深夜の工場に連れて行かれる話

2013/05/20

深夜の工場に連れて行かれる話 日常的に誰かと飯を食ったりどこかへ出かけたりする習慣をもたない。人と会って飯を食ったりするのは非日常的な場合に限られる。なにかしら個人的に心なり状況なりが振れていることがあるから友人に会って飯を食ったりどこかへ行ったりするのであって、その逆じゃない。暇だから人を集めてゴルフをやってみても終わったあとになにかが前進しているようには思えないのだ、いまのところは。腕を競うというよりもみんなでなにかを確認する作業をやっているように思えるのだけど、なにを確認すべきなのかがよくわからない。そうすると居場所がない。居場所がないと僕は困る。みんなも困る。そういう状態が経験的に身に染みているのでもう端から断ってしまう。

 世の中の会合に日常的な会合と非日常的な会合の二つがあるとすれば、僕は前者に参加せず、後者の方に進んで乗る。不思議なもので、ゴルフの誘いに乗るタイプの人は非日常の匂いが含まれている誘いには乗らない。たとえば深夜、唐突に誰かからメールが飛んでくるような種類の誘いにはゴルファーは参加しない。もちろん突然の誘いだから仕事や家庭の都合と調整をつけるのが難しいのだろうと思う。誘う方もそういうのはわきまえているので断ったって後腐れはない。でもそれだけが理由じゃないような気がする。きっとよくわからないものに対する嗅覚が鋭いんじゃないだろうか。ちゃんとメールの文面からそういう匂いを嗅ぎ分けるのだ。

 で、僕は僕で匂いを嗅ぎ取るのだけど、そういうのに乗ってしまう。そういう匂いのする会合こそが本当に意味と目的のある会合だと考えているので、必ず乗る。棲み分けがしっかりできている。
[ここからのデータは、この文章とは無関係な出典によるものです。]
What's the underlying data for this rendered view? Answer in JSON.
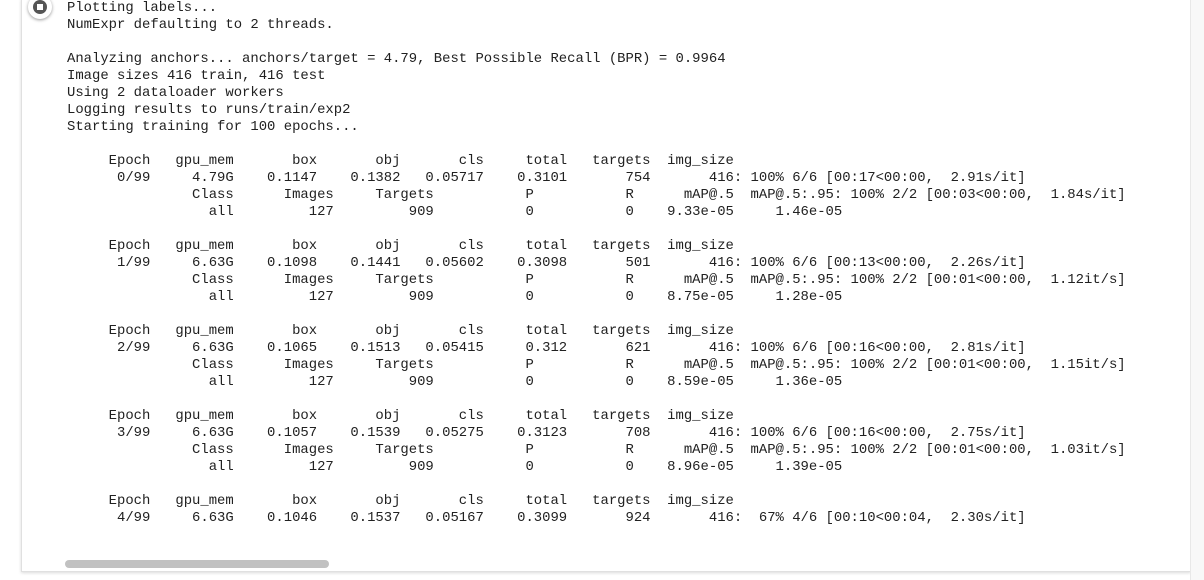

役割分担。餅は餅屋。そういうことを繰り返していると、なぜだかわからないが深夜の工場に車で連れて行かれることが多いのである。こう書くとなんだか怖いな。別にそこで殴られたり沈められたりするわけじゃなくて、「ちょっと深夜の工場にドライブに行かないか」と誘われることが多くなるのだ。「適当にドライブに行かないか」と言われて車を走らせているうちにいつのまにか深夜の工場に向かっているというパターンもある。とにかく結果的に僕は工場に連れて行かれる。深夜の。
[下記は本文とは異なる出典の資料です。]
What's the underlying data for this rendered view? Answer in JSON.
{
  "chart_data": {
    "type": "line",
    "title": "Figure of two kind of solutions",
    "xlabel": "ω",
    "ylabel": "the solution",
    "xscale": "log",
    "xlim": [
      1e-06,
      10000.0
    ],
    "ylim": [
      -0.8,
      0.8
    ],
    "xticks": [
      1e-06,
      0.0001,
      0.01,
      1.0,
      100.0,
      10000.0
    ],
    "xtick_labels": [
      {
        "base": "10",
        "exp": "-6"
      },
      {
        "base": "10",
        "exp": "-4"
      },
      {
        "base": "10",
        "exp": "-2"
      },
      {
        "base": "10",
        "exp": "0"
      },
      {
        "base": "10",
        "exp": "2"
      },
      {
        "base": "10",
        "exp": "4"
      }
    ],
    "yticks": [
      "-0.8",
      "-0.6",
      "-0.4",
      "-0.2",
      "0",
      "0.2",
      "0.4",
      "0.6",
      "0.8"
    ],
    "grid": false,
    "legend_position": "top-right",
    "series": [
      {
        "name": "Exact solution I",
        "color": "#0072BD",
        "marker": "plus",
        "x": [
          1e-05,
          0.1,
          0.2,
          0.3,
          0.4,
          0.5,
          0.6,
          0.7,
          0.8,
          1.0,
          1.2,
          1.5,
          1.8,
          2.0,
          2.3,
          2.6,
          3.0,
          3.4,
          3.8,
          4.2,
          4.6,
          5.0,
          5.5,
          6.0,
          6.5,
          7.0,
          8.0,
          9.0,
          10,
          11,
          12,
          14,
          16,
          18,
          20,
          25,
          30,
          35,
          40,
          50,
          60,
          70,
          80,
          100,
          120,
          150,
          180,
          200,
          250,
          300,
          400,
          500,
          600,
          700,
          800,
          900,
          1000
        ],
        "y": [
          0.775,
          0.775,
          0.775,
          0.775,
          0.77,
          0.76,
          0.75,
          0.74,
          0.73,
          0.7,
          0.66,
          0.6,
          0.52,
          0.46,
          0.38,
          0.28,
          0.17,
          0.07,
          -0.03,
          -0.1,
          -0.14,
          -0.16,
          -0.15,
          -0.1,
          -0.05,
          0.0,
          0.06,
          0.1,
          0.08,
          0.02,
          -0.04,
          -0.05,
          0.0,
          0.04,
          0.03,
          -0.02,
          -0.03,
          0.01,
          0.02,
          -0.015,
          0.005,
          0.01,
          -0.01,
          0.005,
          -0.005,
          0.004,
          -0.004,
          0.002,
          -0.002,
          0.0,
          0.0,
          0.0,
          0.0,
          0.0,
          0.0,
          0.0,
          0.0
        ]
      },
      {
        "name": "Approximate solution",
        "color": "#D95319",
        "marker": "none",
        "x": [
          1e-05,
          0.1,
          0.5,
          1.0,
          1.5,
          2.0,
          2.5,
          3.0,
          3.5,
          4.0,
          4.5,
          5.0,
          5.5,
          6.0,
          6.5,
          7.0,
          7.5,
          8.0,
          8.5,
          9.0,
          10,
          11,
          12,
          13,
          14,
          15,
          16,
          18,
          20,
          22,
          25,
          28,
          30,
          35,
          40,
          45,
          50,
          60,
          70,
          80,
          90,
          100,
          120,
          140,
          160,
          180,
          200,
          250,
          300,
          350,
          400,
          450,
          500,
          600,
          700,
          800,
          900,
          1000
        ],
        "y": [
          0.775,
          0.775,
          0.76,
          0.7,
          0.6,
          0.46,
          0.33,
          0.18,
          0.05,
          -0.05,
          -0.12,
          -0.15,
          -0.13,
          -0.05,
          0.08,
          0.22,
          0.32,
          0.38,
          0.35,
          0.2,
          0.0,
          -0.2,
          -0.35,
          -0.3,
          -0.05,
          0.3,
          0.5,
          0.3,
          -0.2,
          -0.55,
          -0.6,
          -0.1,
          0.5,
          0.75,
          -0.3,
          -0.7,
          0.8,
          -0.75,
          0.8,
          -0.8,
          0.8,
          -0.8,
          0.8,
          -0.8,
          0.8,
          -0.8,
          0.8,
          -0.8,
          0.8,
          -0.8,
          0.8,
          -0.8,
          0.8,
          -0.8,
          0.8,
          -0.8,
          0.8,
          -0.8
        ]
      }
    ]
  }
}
 一時期、工場の写真を撮影するのがちょっとブームになっていたような記憶がある。写真集を本屋で見た気がする。そういう背景があって行き先に工場が選択されるのかもしれない。そのブームがなかったとしたら「深夜に工場に行こう」というのはもっと怖い誘いに聞こえるかもしれない。たとえば「森に行こう」と相手が言い出したら怖い。でも「深夜の森ブーム」が起こったあとでなら、深夜の森いいね、なかなか洒落ている、と思うかもしれない。そういうこと。なんにしろ、僕は工場が好きなので結構なことだ。工業地帯で生まれ育ったので落ち着く。誰もいないし、大きな人工物がちゃんと動いている(ように見える)ところがいい。けっこう近くまで寄って行って見れるところもいい。パイプを触れたりもする。動物園で象を見るのもいいけど、ダイナミズムでは工場も負けていない。

 それで工場をうろうろと徘徊して、ラーメン屋なりファミレスなりで飯を食って帰ってくる。そんな経験がこれまでに四回あった。直接つながりのない四人の友人が、僕を夜中に召還して深夜の工場に連れて行ったのだ。その状況にはもうひとつ共通点があって、四回とも特に会合の趣旨や動機については触れずにただくだらないことを喋りながら工場に行って帰ってきた。でもあとになって(場合によっては年単位であとになって)誘った相手が「実はあのときにはこれこれこういう個人的な問題を抱えていて、どうすべきかちょっと悩んでいた」みたいなことを言うのだ。そのときに言えよ、と思うのだけど、誰もそのときには言わない。みんなあとになってから言う。からくりがわからない。世の中にはわからないことがたくさんある。